Both my grandfathers have links to shipbuilding on the Clyde; my maternal grandfather worked on the QE2, and many other ships; his speciality was working on propellar shafts. My paternal grandfather was a clerk in the yard at Greenock. Both would have been very familiar with the Titan cranes that make up such an iconic part of the shipbuilding heritage of the river.
42 were built originally around the world, of which 40 were designed by Willaim Arrol Ltd. 27 of those were in the UK, of which (in 1988) 15 still existed, of which 7 were in Scotland.
Until quite recently, there were five Titan cranes left on the Clyde; there were also two at Rosyth on the east coast.
Today (2011) there are only four left in Scotland…
The most famous Titan; this can be seen in the background of most BBC Scotland news studio reports.
There are some absolutely stunning images of the city taken from the crane at night here, by the Cycleologist.
Just next to a junkyard, and itself next to a listed building of the former Diesel works, this crane is visible from the M8 as you approach Glasgow from the west.
This is the only crane that’s currently publiclly accessible; see their website here:
Orignally part of John Brown’s yard in Clydebank, this crane now has a lift and staircase erected next to it, allowing the visitor to see the town from a unique angle.
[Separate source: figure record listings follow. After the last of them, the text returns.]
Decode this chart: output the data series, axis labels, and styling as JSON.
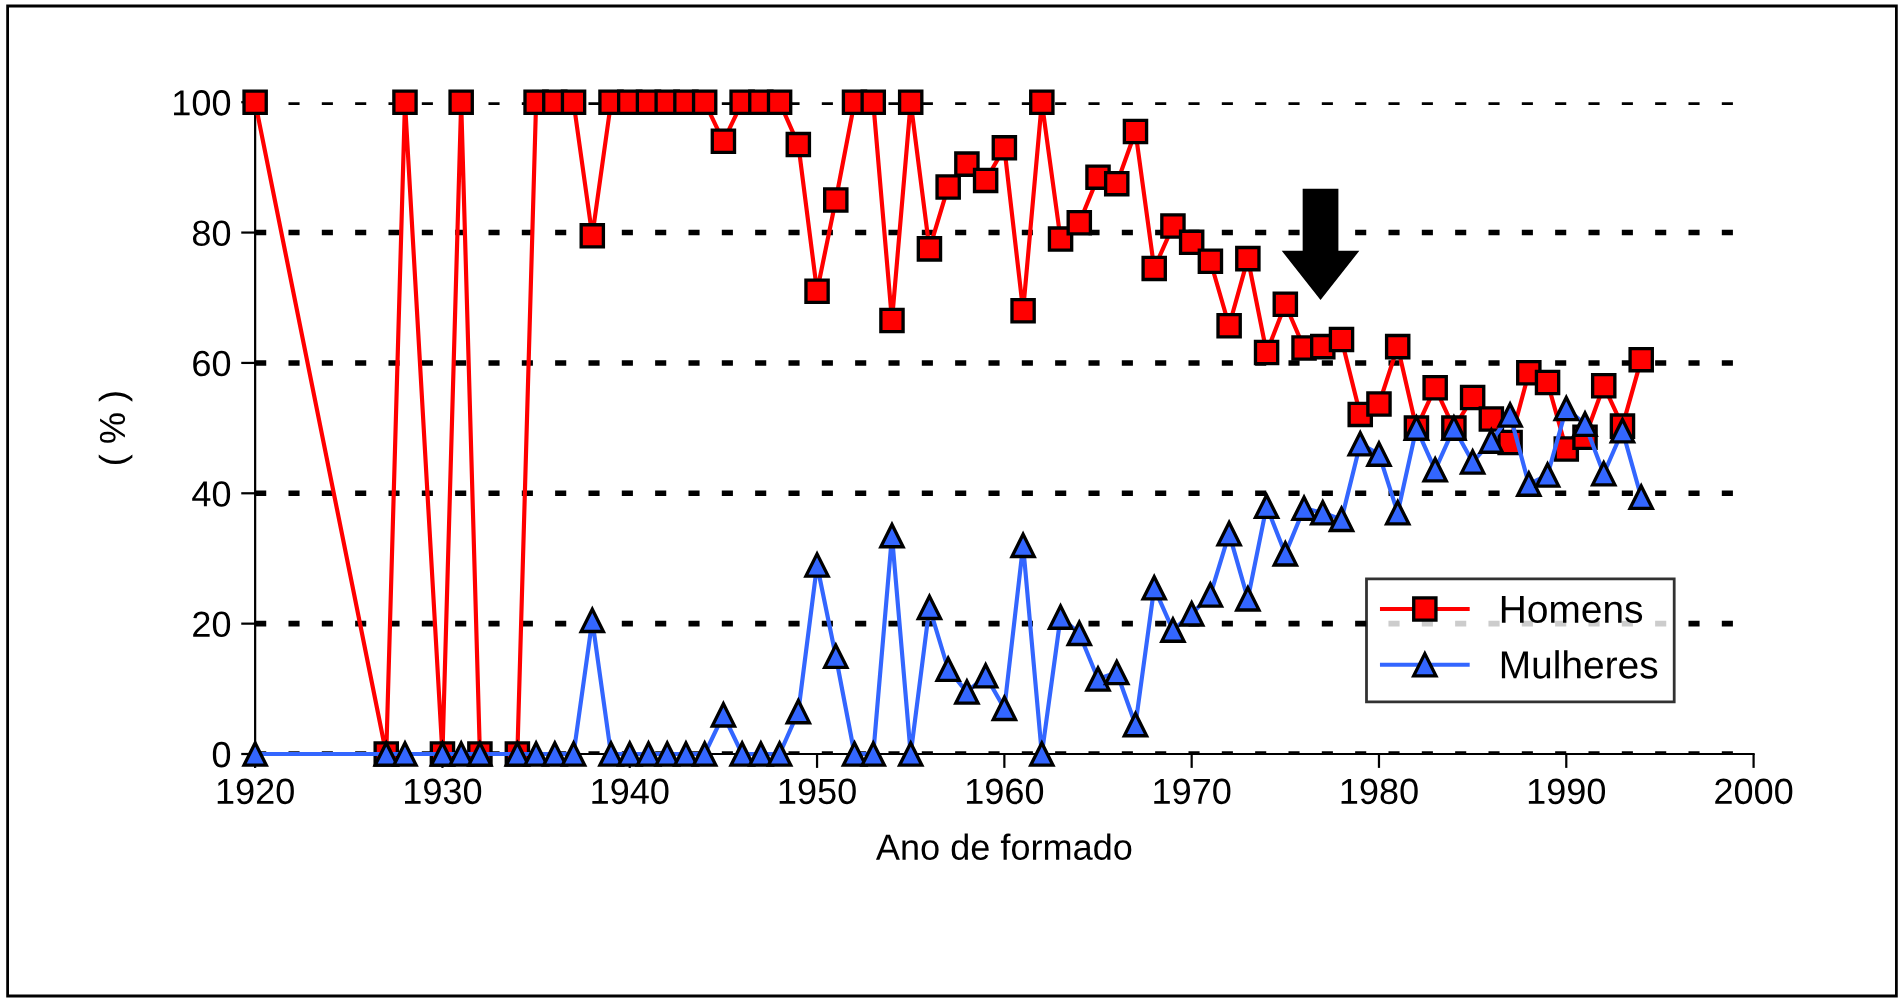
{
  "chart_data": {
    "type": "line",
    "xlabel": "Ano de formado",
    "ylabel": "( % )",
    "x": [
      1920,
      1927,
      1928,
      1930,
      1931,
      1932,
      1934,
      1935,
      1936,
      1937,
      1938,
      1939,
      1940,
      1941,
      1942,
      1943,
      1944,
      1945,
      1946,
      1947,
      1948,
      1949,
      1950,
      1951,
      1952,
      1953,
      1954,
      1955,
      1956,
      1957,
      1958,
      1959,
      1960,
      1961,
      1962,
      1963,
      1964,
      1965,
      1966,
      1967,
      1968,
      1969,
      1970,
      1971,
      1972,
      1973,
      1974,
      1975,
      1976,
      1977,
      1978,
      1979,
      1980,
      1981,
      1982,
      1983,
      1984,
      1985,
      1986,
      1987,
      1988,
      1989,
      1990,
      1991,
      1992,
      1993,
      1994
    ],
    "series": [
      {
        "name": "Homens",
        "color": "#ff0000",
        "marker": "square",
        "values": [
          100,
          0,
          100,
          0,
          100,
          0,
          0,
          100,
          100,
          100,
          79.5,
          100,
          100,
          100,
          100,
          100,
          100,
          94,
          100,
          100,
          100,
          93.5,
          71,
          85,
          100,
          100,
          66.5,
          100,
          77.5,
          87,
          90.5,
          88,
          93,
          68,
          100,
          79,
          81.5,
          88.5,
          87.5,
          95.5,
          74.5,
          81,
          78.5,
          75.6,
          65.7,
          76,
          61.6,
          69,
          62.3,
          62.5,
          63.6,
          52.1,
          53.7,
          62.5,
          50,
          56.2,
          50,
          54.7,
          51.4,
          47.8,
          58.5,
          57,
          46.8,
          48.6,
          56.5,
          50.3,
          60.5
        ]
      },
      {
        "name": "Mulheres",
        "color": "#3366ff",
        "marker": "triangle",
        "values": [
          0,
          0,
          0,
          0,
          0,
          0,
          0,
          0,
          0,
          0,
          20.5,
          0,
          0,
          0,
          0,
          0,
          0,
          6,
          0,
          0,
          0,
          6.5,
          29,
          15,
          0,
          0,
          33.5,
          0,
          22.5,
          13,
          9.5,
          12,
          7,
          32,
          0,
          21,
          18.5,
          11.5,
          12.5,
          4.5,
          25.5,
          19,
          21.5,
          24.4,
          33.8,
          23.8,
          38,
          30.7,
          37.7,
          37,
          36,
          47.6,
          46,
          37,
          50,
          43.6,
          50,
          44.8,
          48,
          52,
          41.4,
          42.8,
          53,
          50.6,
          43,
          49.6,
          39.4
        ]
      }
    ],
    "xlim": [
      1920,
      2000
    ],
    "xticks": [
      1920,
      1930,
      1940,
      1950,
      1960,
      1970,
      1980,
      1990,
      2000
    ],
    "ylim": [
      0,
      100
    ],
    "yticks": [
      0,
      20,
      40,
      60,
      80,
      100
    ],
    "grid": "y",
    "line_style": "solid",
    "legend": "bottom right"
  }
}
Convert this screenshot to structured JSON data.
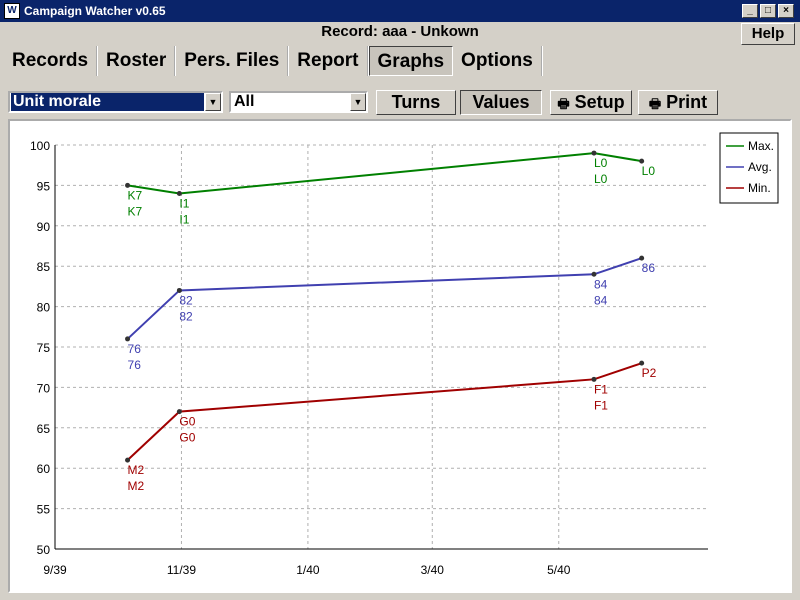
{
  "window": {
    "title": "Campaign Watcher v0.65",
    "icon": "app-icon"
  },
  "record_title": "Record: aaa - Unkown",
  "help_label": "Help",
  "menu": [
    {
      "label": "Records"
    },
    {
      "label": "Roster"
    },
    {
      "label": "Pers. Files"
    },
    {
      "label": "Report"
    },
    {
      "label": "Graphs",
      "active": true
    },
    {
      "label": "Options"
    }
  ],
  "toolbar": {
    "metric_select": "Unit morale",
    "filter_select": "All",
    "turns_label": "Turns",
    "values_label": "Values",
    "setup_label": "Setup",
    "print_label": "Print"
  },
  "colors": {
    "max": "#008000",
    "avg": "#4040b0",
    "min": "#a00000",
    "selection": "#0a246a"
  },
  "chart_data": {
    "type": "line",
    "x_ticks": [
      "9/39",
      "11/39",
      "1/40",
      "3/40",
      "5/40"
    ],
    "x_dates": [
      "1939-09-01",
      "1939-11-01",
      "1940-01-01",
      "1940-03-01",
      "1940-05-01"
    ],
    "x": [
      "1939-10-06",
      "1939-10-31",
      "1940-05-18",
      "1940-06-10"
    ],
    "ylim": [
      50,
      100
    ],
    "y_ticks": [
      50,
      55,
      60,
      65,
      70,
      75,
      80,
      85,
      90,
      95,
      100
    ],
    "grid": true,
    "legend_position": "top-right",
    "series": [
      {
        "name": "Max.",
        "values": [
          95,
          94,
          99,
          98
        ],
        "labels": [
          "K7",
          "I1",
          "L0",
          "L0"
        ]
      },
      {
        "name": "Avg.",
        "values": [
          76,
          82,
          84,
          86
        ],
        "labels": [
          "76",
          "82",
          "84",
          "86"
        ]
      },
      {
        "name": "Min.",
        "values": [
          61,
          67,
          71,
          73
        ],
        "labels": [
          "M2",
          "G0",
          "F1",
          "P2"
        ]
      }
    ]
  }
}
The view from the top is stunning, to say the least…
The Greenock crane is the one my grandfather climbed back when he worked in the yard.
Here he is revisiting old haunts….
[he’s currently 99 years old, and we took him up the Clydebank Titan a couple of years ago, which was a fantastic experience for all involved!]
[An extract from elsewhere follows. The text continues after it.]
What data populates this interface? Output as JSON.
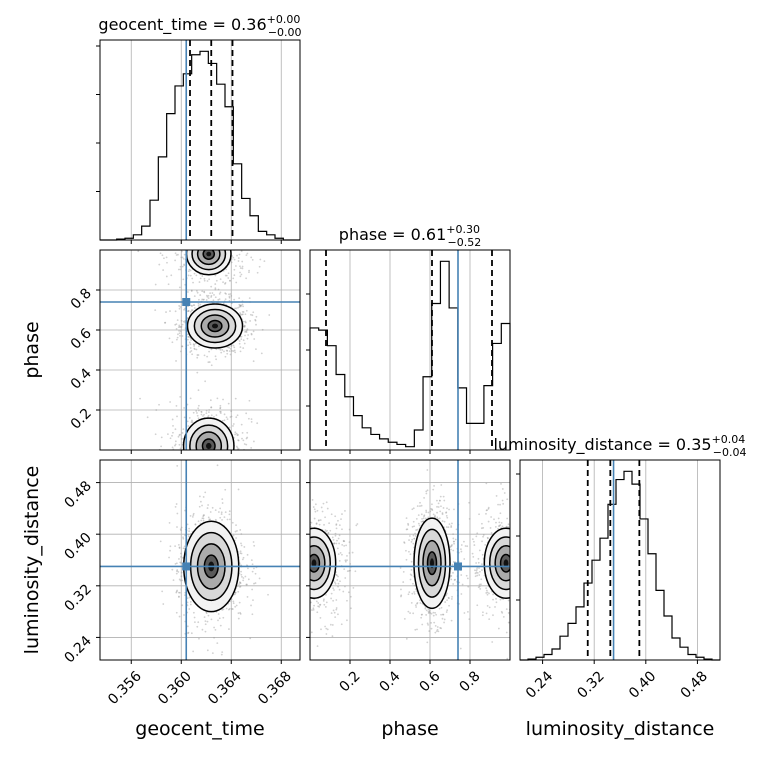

The fifth crane, at Govan, despite also being Category A listed, was demolished in 2007. Sadly, the justification was that the yard needed the space to remain economically viable, and the only option was to demolish the crane. Despite the fact a scale model of it was made, I still feel its a shame that it couldn’t have been moved or otherwise retained for display elsewhere.
Pictures from its last days during demolishiion can be found here.
The Rosyth cranes appear to have been demolished around 1990; a great photo of one of these cranes can be seen on the RCAHMS website here.
There’s something about these Titan cranes – their elegance as objects designed to do a job, but in the best possible way – that reminds me of the Forth Bridge; in some ways, they are all practical, but at the same time, they become beautiful, and well worth fighting to make sure some remain.